The Big M

ayn Idea, Inc.

1125 Ashland Avenue
Dayton, OH 45420
Voice:
Fax:

1.937.558.5495
1.505.217.2213

Main Networks Solutions Products Topics

The Infamous IDE Tape Drive Problem with Kernel 2.4

This is a long tale that I tell to illustrate a) how frustrating it has been for me to debug some problems in Linux and b) the low quality of the information that is generally out there to help you do so.

One of my customers had a problem with their nightly tape backups. The linux server performed the backups using a Seagate Travan 10/20G tape drive and the Amanda backup software. Compiling, installing, and configuring amanda was complex and painful, but once done, the system ran with Red Hat Linux version 7.0 trouble-free for months. Then, in order to support Windows XP Samba clients, I needed to upgrade to a newer version of Samba, which in turn required me to upgrade the OS. I chose to go to RH 8.0, since 9 had not been officially released at that time. 
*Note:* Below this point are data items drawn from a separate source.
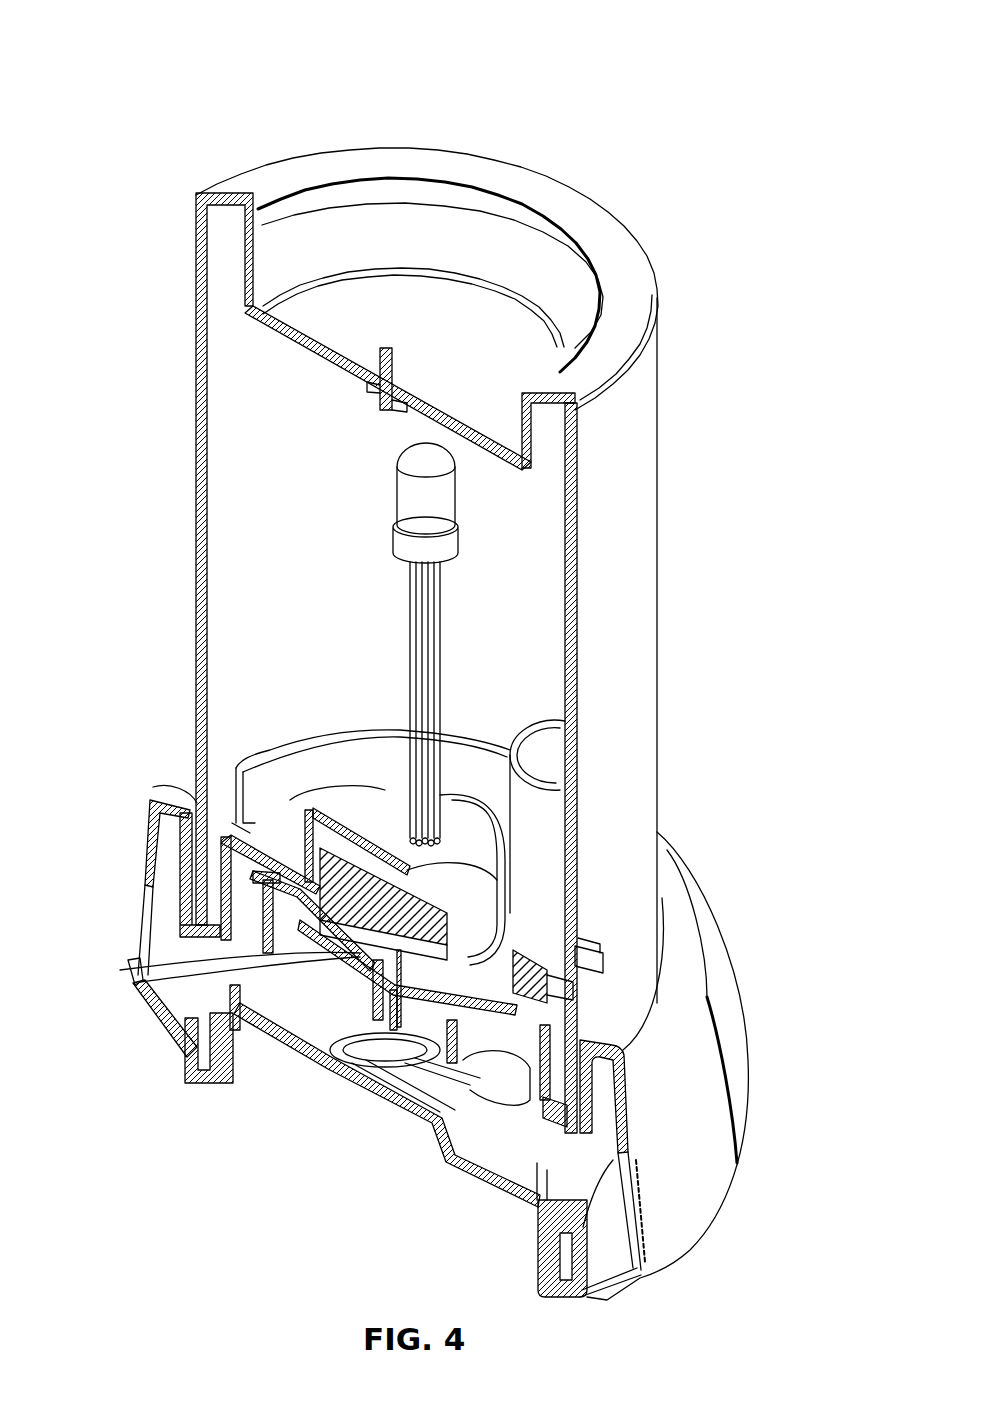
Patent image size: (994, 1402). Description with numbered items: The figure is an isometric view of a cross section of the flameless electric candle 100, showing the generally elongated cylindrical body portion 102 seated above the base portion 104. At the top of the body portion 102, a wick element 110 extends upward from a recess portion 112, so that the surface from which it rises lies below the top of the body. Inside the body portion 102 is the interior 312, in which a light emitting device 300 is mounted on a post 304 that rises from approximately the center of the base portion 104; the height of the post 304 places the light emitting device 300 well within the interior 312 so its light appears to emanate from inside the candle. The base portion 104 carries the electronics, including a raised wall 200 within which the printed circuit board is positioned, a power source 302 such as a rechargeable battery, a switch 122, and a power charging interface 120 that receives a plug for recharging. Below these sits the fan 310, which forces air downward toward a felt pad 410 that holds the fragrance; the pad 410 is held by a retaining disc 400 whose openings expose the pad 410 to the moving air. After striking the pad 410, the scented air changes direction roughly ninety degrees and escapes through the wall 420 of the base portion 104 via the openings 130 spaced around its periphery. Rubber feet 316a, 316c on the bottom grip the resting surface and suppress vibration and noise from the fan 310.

The flameless electric candle 100 is at (712, 78).
The body portion 102 is at (657, 537).
The base portion 104 is at (740, 1053).
The wick element 110 is at (398, 366).
The recess portion 112 is at (308, 232).
The power charging interface 120 is at (572, 1005).
The switch 122 is at (597, 962).
The openings 130 is at (755, 1115).
The raised wall 200 is at (272, 778).
The light emitting device 300 is at (403, 502).
The power source 302 is at (553, 842).
The post 304 is at (417, 603).
The fan 310 is at (300, 940).
The interior 312 is at (243, 433).
The rubber foot 316a is at (205, 1085).
The rubber foot 316c is at (580, 1300).
The retaining disc 400 is at (138, 985).
The pad 410 is at (183, 1043).
The wall 420 is at (683, 1223).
After the upgrade, we started having problems with backups. It appeared that one or more of the tapes in the rotation had gone bad. With some of the tapes, the nightly backup would complete, but with others, either the tape would not be recognized or the backup would fail partway through. I tried recomping the Amanda package (in fact I did this right after the upgrade, before attempting to run backups again) but this did not help. Although it seemed strange that the tapes would choose the week after I had upgraded Linux to fail, I cheerfully bought new tapes and put them into the rotation.

Now Amanda insists that its tapes have a header written onto the tape itself; the header identifies the backup set of the tape, as well as the sequence number of the tape within the backup set. When a new tape is put into the rotation, one first runs a program (called rmtape) to delete the information in Amanda's database pertaining to the old tape. Then another program (called label) will write the header onto the tape and add the tape into the tape database.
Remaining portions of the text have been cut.